Children’s services in Sandwell are to be transferred from the council to a newly formed trust as part of a government intervention to address concerns about the services.

Justine Greening, the education secretary, has issued a directive instructing the council to develop plans to transfer children’s services to the trust by 1 December.

Ofsted rated Sandwell Metropolitan Borough Council children’s services as ‘inadequate’ last year.

In a letter to the council, Edward Timpson, the minister for vulnerable children, said: “This decision has not been taken lightly. Sandwell Metropolitan Borough Council has failed its most vulnerable children and young people for approaching seven years.
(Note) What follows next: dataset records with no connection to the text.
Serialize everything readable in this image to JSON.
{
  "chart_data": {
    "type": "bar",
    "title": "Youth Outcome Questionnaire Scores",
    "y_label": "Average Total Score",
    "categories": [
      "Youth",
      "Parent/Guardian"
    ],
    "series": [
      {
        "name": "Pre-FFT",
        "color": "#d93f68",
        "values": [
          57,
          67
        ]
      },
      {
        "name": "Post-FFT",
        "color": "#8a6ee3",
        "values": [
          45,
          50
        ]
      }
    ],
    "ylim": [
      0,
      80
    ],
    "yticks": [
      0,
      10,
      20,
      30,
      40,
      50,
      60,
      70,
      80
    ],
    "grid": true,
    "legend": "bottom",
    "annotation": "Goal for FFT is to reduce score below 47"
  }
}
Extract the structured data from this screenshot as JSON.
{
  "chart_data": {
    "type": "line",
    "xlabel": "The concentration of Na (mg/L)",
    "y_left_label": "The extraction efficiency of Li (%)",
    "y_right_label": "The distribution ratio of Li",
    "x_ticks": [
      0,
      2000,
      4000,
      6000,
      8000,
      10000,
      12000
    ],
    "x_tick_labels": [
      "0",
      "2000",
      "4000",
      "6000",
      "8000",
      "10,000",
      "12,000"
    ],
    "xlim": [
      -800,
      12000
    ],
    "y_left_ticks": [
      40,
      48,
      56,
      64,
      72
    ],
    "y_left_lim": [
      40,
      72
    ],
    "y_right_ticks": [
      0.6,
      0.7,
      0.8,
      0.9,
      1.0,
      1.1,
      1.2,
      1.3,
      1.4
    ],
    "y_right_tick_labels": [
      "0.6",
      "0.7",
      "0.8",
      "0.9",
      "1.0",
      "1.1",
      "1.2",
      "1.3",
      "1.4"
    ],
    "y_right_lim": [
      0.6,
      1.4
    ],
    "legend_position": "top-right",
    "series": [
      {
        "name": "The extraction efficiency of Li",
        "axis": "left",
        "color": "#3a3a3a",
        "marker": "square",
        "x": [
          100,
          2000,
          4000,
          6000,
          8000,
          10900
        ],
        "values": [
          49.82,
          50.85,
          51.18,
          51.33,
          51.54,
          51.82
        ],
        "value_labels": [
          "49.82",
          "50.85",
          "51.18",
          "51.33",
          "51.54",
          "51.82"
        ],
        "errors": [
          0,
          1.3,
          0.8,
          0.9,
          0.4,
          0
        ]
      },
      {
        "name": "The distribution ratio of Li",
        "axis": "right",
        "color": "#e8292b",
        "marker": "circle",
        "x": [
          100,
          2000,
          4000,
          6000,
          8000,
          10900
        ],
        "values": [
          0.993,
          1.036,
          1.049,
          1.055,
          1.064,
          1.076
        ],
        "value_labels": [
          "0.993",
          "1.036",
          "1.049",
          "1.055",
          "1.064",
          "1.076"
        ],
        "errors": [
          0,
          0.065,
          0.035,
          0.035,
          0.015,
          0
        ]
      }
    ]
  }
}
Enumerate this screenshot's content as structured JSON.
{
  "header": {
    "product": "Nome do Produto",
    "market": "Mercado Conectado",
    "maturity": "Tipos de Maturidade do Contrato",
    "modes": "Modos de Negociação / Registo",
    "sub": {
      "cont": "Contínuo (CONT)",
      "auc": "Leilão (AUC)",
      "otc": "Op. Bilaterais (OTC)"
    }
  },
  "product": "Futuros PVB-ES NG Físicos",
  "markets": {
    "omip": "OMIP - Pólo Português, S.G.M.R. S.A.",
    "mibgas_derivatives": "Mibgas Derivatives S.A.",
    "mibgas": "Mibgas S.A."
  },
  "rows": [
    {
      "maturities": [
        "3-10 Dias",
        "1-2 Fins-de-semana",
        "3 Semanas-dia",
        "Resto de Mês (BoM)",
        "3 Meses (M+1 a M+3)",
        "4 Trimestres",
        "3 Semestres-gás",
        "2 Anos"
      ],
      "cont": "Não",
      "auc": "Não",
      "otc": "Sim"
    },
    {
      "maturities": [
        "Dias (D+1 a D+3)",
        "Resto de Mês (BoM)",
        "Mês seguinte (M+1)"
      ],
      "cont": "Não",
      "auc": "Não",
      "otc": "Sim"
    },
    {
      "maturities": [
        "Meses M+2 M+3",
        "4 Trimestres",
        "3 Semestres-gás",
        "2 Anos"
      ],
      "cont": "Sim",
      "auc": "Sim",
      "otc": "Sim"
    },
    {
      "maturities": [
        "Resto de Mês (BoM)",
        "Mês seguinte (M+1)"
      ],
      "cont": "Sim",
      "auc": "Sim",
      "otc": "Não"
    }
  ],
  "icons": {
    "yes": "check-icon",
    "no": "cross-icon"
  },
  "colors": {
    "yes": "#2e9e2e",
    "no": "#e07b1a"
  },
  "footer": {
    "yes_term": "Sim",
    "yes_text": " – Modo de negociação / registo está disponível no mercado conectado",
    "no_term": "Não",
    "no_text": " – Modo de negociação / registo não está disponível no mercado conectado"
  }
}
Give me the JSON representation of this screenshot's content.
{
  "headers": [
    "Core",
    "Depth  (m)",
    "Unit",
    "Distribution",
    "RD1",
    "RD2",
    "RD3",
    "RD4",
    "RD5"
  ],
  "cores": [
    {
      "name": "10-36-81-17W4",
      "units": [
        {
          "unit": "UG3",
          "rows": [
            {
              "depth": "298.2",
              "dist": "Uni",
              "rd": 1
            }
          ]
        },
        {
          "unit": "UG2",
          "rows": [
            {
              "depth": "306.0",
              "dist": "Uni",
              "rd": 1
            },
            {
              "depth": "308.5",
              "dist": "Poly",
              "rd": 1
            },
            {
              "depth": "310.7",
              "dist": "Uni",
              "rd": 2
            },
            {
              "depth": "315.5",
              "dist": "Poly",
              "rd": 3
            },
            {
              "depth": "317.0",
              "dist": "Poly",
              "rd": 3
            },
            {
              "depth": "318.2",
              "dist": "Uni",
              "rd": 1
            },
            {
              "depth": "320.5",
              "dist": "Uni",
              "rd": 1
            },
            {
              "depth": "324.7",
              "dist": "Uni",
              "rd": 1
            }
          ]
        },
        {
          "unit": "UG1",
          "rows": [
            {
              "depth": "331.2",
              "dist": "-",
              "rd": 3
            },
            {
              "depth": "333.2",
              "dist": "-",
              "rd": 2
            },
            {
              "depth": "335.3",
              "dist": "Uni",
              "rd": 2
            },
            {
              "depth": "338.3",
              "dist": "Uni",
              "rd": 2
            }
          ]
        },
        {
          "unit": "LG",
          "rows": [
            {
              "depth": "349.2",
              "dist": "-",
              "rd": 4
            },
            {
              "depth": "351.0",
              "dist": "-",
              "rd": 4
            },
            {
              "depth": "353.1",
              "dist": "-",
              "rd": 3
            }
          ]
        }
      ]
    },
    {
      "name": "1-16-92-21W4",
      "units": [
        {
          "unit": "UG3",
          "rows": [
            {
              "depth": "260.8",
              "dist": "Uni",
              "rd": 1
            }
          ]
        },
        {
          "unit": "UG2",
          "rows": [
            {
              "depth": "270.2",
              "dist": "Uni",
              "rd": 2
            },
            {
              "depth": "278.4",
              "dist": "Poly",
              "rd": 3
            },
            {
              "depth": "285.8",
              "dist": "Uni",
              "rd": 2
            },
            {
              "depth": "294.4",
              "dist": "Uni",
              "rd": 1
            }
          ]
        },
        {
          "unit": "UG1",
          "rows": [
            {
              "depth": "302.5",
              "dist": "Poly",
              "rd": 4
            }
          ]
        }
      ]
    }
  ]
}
This is unacceptable and I am determined to reverse this record of failure.”

He said he appreciated there would be “anxiety” about the decision, but that children’s services should demonstrate to social workers that it would provide an opportunity for “a fresh start”.

Timpson acknowledged the direction would create anxiety among social workers in Sandwell, but said there had been “encouraging signs of improvement” following the establishment of trusts by Doncaster, Slough and Kingston upon Thames.

The news comes after the announcement earlier this year that children’s services in Birmingham, which, like Sandwell, is a partner in the newly formed West Midlands Combined Authority, will be taken over by a voluntary trust.

Eleanor Brazil, the council’s then children’s services commissioner, published a report in July saying that services were not improving and should be removed from the council’s control.

The findings of the latest Ofsted inspection, published last week, stressed that services are now making “positive changes”. It said that the multi-agency safeguarding hub (MASH) had improved its information gathering and intervention where it was concerned about children.

However, it found “inconsistent” decision-making and oversight, with poor management leading to issues such as alleged victims of physical abuse not seeing a paediatrician.

It noted that the quality of social work assessment and plans was “poor” and an area for concern.

Regarding the issue of child sexual exploitation, Ofsted said that partner agencies were engaging positively, new senior managers had been appointed and children’s services were taking decisive action in most cases.

However, key agencies did not always attend meetings and information was not always properly recorded.

A recent report from Ofsted said that frontline services in four key areas still need to improve in tackling child sexual exploitation.

Ofsted warned recently that 24% of local authority children’s services are rated ‘inadequate’, and complaints about children’s services to the Local Government Ombudsman have increased by 13% in the past year.

Tony Barnsley, joint secretary of the Sandwell branch of Unison, told BBC News that if members did not receive a guarantee over pay and pensions following changes to children’s services, they would “have little choice” but to issue a ballot.

Cllr Simon Hackett, council member for children’s services, said: “We acknowledge intervention can help us reach the high standards we are determined to achieve.”